For econometrics, that means: collect every past problem set and past paper your course provides, and redo them from scratch — not by reading your old solutions, but by writing new ones with the answer hidden. When you run out of problems, generate more. You can upload your lecture notes and problem sets to ExamTeX and get a fresh, LaTeX-typeset practice exam with an answer key — useful in this subject in particular, because $(X'X)^{-1}$, hats, and Greek letters render as proper mathematics rather than mangled plain text.

Read regression output like an examiner

Applied exam questions usually hand you software output and a stack of sub-questions. Under time pressure, you need a fixed scan order, not a fresh strategy each time:

1. Functional form first. Which variables are logged? Which are dummies? This determines every interpretation that follows.
2. The coefficient of interest. Sign, magnitude, units. Does the sign match economic intuition? If not, suspect omitted variable bias and say so.
3. Standard errors and significance. Form the t-statistic, compare to the critical value, state the conclusion in words.
4. $R^2$ and sample size last. They contextualize the result; they rarely drive the answer.

Then write your interpretation as one disciplined sentence: "Holding the other regressors fixed, a one percent increase in price is associated with a $\beta_1$ percent decrease in quantity demanded." Practice this scan on real output until a full table takes you under two minutes. That speed is what frees up time for the proof questions.

The failure modes that show up every semester

A few mistakes account for a remarkable share of lost marks:

• Memorizing formulas without knowing when assumptions break. Quoting the Gauss-Markov theorem earns nothing if you cannot spot heteroskedasticity in a scenario about income and spending.
• Confusing statistical and economic significance. A tiny coefficient can be highly significant in a large sample; say which kind of significance the question is asking about.
• Unit slips in log models. Forgetting the factor of 100 in a log-level interpretation is the single most common applied error.
• Dummy variable confusion. Always state the reference category; a coefficient on a dummy is a comparison, not a level.
• Hand-waving omitted variable bias. The direction of the bias depends on the sign of the omitted variable's effect on $y$ and its correlation with the included regressor. Work the sign out explicitly; do not guess.

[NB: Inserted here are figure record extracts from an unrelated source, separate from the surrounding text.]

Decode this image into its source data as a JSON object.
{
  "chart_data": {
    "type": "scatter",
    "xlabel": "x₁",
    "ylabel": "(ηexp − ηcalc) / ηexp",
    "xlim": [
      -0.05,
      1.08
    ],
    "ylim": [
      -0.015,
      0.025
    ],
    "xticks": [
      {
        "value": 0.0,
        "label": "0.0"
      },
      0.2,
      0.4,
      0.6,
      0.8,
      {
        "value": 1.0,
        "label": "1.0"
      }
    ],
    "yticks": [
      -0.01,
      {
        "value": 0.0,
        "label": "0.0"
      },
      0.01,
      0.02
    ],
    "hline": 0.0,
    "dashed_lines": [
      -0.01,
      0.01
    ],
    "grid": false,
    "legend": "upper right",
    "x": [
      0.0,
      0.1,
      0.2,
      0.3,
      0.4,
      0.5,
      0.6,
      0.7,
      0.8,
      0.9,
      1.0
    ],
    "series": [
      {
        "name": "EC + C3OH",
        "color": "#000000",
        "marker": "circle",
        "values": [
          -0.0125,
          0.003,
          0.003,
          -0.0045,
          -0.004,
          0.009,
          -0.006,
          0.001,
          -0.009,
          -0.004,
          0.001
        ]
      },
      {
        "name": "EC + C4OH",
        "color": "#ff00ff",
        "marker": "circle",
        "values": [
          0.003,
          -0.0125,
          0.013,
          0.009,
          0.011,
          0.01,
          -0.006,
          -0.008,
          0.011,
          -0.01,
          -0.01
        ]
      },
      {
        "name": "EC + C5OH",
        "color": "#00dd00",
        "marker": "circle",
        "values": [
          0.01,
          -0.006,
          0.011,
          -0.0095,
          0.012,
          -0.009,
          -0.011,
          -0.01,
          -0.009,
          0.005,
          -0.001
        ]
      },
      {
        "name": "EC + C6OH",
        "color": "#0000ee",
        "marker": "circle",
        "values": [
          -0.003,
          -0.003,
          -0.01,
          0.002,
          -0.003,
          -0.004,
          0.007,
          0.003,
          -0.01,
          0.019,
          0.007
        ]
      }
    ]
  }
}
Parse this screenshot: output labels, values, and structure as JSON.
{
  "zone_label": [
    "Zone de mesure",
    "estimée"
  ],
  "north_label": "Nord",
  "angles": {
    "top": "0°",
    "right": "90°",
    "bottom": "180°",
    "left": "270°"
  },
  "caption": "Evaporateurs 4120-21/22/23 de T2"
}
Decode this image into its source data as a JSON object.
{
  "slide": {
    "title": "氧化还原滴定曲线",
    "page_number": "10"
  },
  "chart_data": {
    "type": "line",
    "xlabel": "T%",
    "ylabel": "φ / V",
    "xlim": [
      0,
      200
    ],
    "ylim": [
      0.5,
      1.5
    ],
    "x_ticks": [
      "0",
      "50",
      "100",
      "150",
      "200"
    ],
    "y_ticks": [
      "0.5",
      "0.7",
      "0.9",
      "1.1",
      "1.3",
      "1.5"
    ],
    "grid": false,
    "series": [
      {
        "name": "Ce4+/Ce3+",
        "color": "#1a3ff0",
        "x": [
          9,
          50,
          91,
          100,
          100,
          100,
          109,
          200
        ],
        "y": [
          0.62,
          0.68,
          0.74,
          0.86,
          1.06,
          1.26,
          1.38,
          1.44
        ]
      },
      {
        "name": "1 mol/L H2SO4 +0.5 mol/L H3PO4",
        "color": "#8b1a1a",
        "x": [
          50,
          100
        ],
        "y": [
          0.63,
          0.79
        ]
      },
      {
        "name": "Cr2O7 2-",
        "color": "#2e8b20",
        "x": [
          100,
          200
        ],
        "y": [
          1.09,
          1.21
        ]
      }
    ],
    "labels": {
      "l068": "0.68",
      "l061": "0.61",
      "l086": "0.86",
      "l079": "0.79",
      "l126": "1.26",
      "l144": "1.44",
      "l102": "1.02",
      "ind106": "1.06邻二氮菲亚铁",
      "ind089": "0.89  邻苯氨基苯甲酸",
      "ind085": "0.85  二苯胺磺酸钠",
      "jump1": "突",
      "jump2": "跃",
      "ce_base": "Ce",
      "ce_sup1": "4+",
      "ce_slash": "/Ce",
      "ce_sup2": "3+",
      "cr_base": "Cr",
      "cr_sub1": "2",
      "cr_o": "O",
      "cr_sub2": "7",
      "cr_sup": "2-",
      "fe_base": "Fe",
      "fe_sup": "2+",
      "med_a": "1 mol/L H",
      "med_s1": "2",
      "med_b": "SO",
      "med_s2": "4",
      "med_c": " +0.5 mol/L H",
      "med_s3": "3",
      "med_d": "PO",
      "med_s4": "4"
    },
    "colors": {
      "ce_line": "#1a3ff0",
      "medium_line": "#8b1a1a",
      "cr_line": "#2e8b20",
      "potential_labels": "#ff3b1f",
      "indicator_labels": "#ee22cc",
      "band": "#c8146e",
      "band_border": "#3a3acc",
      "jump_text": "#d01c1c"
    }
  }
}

Definitions, assumptions, and interpretation rules are classic retrieval-practice material. Putting them on spaced-repetition flashcards in the weeks before the exam keeps them available under pressure, and the underlying statistical machinery — distributions, tests, p-values — overlaps heavily with our statistics flashcard sets. For the broader evidence on why self-testing outperforms review, see our guide to practice testing.

The week before the exam

Keep it simple. Alternate days between theory and application: one day re-deriving the unbiasedness proof and the assumption table from memory, the next day working timed applied questions on regression output. Two or three days out, sit one full past paper under exam conditions — timed, closed book, no pausing. The point is not the score; it is finding out where you hesitate while there is still time to fix it.

The bottom line

Econometrics exams test two skills: deriving estimator properties and interpreting regression output, both under time pressure. Triage your material around estimator properties, the Gauss-Markov assumptions, hypothesis testing, and log interpretations. Then spend your hours working problems from a blank page rather than re-reading notes — the evidence on practice testing is decisive, and in this subject the gap between recognizing a derivation and reproducing one is exactly where exams are won and lost.